Graylog Open 6.1.1 crashes

Hi All,

We have been running Graylog Open for some time now and it has bene stable. We have been running the monthly updates a week or so after release. We have just updated from 6.0.7 to 6.1.1 and hit some issues.

Initially Graylog works fine but after a random amount of time search results hang and give no results. If I check the server.log the following error appears when the results stop working:
WARN [ProxiedResource] Failed to call API on node , cause: Failed to connect to REDACTED/127.0.0.1:9000 (duration: 2 ms)

If I restart the VM (or sometimes just the Graylog service) everything starts working again.

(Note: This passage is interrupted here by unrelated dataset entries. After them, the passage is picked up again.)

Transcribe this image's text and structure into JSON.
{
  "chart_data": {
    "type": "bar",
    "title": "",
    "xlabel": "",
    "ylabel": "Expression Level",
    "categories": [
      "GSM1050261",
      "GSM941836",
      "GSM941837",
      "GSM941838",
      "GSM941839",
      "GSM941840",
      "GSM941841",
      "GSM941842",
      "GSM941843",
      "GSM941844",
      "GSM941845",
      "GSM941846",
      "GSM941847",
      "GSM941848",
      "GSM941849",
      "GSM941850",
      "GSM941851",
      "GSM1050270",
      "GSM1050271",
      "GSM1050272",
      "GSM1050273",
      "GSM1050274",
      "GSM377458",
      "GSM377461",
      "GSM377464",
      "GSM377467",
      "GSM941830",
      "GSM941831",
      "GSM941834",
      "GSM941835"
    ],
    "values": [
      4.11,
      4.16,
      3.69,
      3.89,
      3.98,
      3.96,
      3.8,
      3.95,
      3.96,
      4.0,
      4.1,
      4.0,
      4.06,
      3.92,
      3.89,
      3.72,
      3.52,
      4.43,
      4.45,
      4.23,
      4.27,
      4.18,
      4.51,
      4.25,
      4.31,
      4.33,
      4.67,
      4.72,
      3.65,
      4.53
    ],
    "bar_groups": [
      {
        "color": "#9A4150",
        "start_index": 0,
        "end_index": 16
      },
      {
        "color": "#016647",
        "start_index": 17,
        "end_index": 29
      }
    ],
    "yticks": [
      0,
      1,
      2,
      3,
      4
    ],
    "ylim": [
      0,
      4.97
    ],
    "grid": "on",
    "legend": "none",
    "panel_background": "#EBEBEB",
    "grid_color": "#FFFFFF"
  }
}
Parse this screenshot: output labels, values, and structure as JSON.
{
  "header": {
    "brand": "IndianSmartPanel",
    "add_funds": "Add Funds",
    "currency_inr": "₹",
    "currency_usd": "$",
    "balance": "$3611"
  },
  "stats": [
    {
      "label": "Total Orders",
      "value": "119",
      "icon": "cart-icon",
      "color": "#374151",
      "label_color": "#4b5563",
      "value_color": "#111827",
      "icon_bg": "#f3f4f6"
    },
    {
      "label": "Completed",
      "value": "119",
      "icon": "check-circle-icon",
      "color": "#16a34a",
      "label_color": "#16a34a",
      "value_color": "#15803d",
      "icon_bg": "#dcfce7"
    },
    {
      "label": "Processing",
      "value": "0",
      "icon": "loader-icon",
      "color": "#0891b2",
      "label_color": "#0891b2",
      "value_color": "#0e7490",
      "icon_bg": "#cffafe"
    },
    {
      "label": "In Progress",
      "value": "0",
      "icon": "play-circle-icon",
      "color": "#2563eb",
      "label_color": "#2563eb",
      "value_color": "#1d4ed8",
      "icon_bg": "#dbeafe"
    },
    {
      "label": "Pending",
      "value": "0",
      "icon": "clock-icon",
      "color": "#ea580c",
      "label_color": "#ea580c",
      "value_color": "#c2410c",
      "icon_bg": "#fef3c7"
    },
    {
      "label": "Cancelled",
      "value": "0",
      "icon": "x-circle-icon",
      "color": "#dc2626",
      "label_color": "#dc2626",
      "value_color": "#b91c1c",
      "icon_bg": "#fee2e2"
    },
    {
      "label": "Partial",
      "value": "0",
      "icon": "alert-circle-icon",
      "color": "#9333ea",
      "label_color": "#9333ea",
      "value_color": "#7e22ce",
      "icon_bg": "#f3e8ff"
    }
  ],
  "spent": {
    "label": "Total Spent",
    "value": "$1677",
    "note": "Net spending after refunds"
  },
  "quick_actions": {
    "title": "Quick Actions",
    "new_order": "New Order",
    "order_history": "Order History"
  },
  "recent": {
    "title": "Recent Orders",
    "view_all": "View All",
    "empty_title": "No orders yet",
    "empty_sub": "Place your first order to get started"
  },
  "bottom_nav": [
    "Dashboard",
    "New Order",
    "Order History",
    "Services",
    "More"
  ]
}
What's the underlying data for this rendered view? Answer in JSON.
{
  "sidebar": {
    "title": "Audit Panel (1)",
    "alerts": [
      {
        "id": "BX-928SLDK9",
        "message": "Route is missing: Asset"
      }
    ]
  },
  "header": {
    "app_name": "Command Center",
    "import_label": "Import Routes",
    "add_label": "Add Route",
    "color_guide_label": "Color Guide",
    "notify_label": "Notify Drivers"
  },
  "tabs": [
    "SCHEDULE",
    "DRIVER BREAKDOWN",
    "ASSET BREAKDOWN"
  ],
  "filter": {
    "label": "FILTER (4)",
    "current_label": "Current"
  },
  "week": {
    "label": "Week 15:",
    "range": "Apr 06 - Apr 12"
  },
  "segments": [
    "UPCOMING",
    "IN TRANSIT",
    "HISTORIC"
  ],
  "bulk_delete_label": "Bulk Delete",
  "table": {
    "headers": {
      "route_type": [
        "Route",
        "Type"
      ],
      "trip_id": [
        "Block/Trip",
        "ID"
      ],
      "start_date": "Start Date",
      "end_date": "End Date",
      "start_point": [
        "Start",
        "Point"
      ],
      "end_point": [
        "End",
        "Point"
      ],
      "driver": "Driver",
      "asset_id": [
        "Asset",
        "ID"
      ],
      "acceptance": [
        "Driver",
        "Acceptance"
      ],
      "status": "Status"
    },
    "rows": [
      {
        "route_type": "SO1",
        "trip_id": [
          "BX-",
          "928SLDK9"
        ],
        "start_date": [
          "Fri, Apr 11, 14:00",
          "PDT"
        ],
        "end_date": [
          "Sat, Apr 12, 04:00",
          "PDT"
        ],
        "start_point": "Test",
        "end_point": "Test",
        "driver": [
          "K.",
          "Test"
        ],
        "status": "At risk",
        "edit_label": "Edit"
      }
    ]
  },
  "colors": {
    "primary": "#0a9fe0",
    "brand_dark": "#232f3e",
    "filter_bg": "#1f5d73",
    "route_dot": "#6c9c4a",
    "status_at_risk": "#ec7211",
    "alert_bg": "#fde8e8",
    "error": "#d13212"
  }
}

When it’s not working if I curl the URL on the Graylog VM I get connection refused (but externally I get the web interface), when It’s working I get the correct curl results.

Sometimes if i restart the Graylog service the curl results are fine but I can’t access the web page externally.

When I ran the update it did prompt to replace the server.conf and I said no.

Any thoughts?

Ubuntu 22.04.5
Graylog 6.1.1
MongoDB 6.0.19
OpenSearch 2.13.0

Hello @dave2318,

This sounds like there might be some contention of resources occurring, do you have any monitoring of the cluster to observer resource utilisation?

Could you post your server.conf, redacting anything we shouldn’t see.

grep "^[^#;]" server.conf

Hi Thanks for the quick response, redacted server.conf below

is_leader = true
node_id_file = /etc/graylog/server/node-id
password_secret = TheSecret
root_password_sha2 = theSecret
bin_dir = /usr/share/graylog-server/bin
data_dir = /var/lib/graylog-server
plugin_dir = /usr/share/graylog-server/plugin
http_bind_address = FQDN:9000
http_enable_tls = true
http_tls_cert_file = CertPath
http_tls_key_file = CertPath
stream_aware_field_types=false
elasticsearch_hosts = http://127.0.0.1:9200,http://user:password@node2:19200
disabled_retention_strategies = none
allow_leading_wildcard_searches = true
allow_highlighting = false
output_batch_size = 500
output_flush_interval = 1
output_fault_count_threshold = 5
output_fault_penalty_seconds = 30
processbuffer_processors = 5
outputbuffer_processors = 3
processor_wait_strategy = blocking
ring_size = 65536
inputbuffer_ring_size = 65536
inputbuffer_processors = 2
inputbuffer_wait_strategy = blocking
message_journal_enabled = true
message_journal_dir = /var/lib/graylog-server/journal
lb_recognition_period_seconds = 3
mongodb_uri = mongodb://localhost/graylog
mongodb_max_connections = 1000
system_event_excluded_types = SIDECAR_STATUS_UNKNOWN

Resources aren’t overly stresses, CPU and Memory generally <50%.

I’m not going to hold my breath but I think it’s working…

I had added the full FQDN to /etc/hosts pointing to the actual IP address of the server. I’ve not had to do this before as the FQDN is resolved by DNS, so it just works, seems that it’s become more of a requirement to have the hosts entry specified with 6.1 as it doesn’t seem to like DNS so much.

Nice work!

Was there an entry in hosts file for the FQDN against 127.0.0.1, the server seemed is was failing because it was calling the api on 127.0.01 which it got from looking up the FQDN it’s bound to.

There was no complete entry against the FQDN in the hosts file, the only 127.0.0.1 was localhost and the actual host FQDN (which isn’t the FQDN it’s accessed through).
I did initially try adding 127.0.0.1 FQDN to the hosts file but then I couldn’t access the web interface, changing it to IP FQDN got it working fine.

It’s now been nearly 3 hours and it’s still working so it does look like it’s fixed.

2 Likes

A day later and it’s still working. I’m confident now that it’s fixed.

1 Like

This topic was automatically closed 14 days after the last reply. New replies are no longer allowed.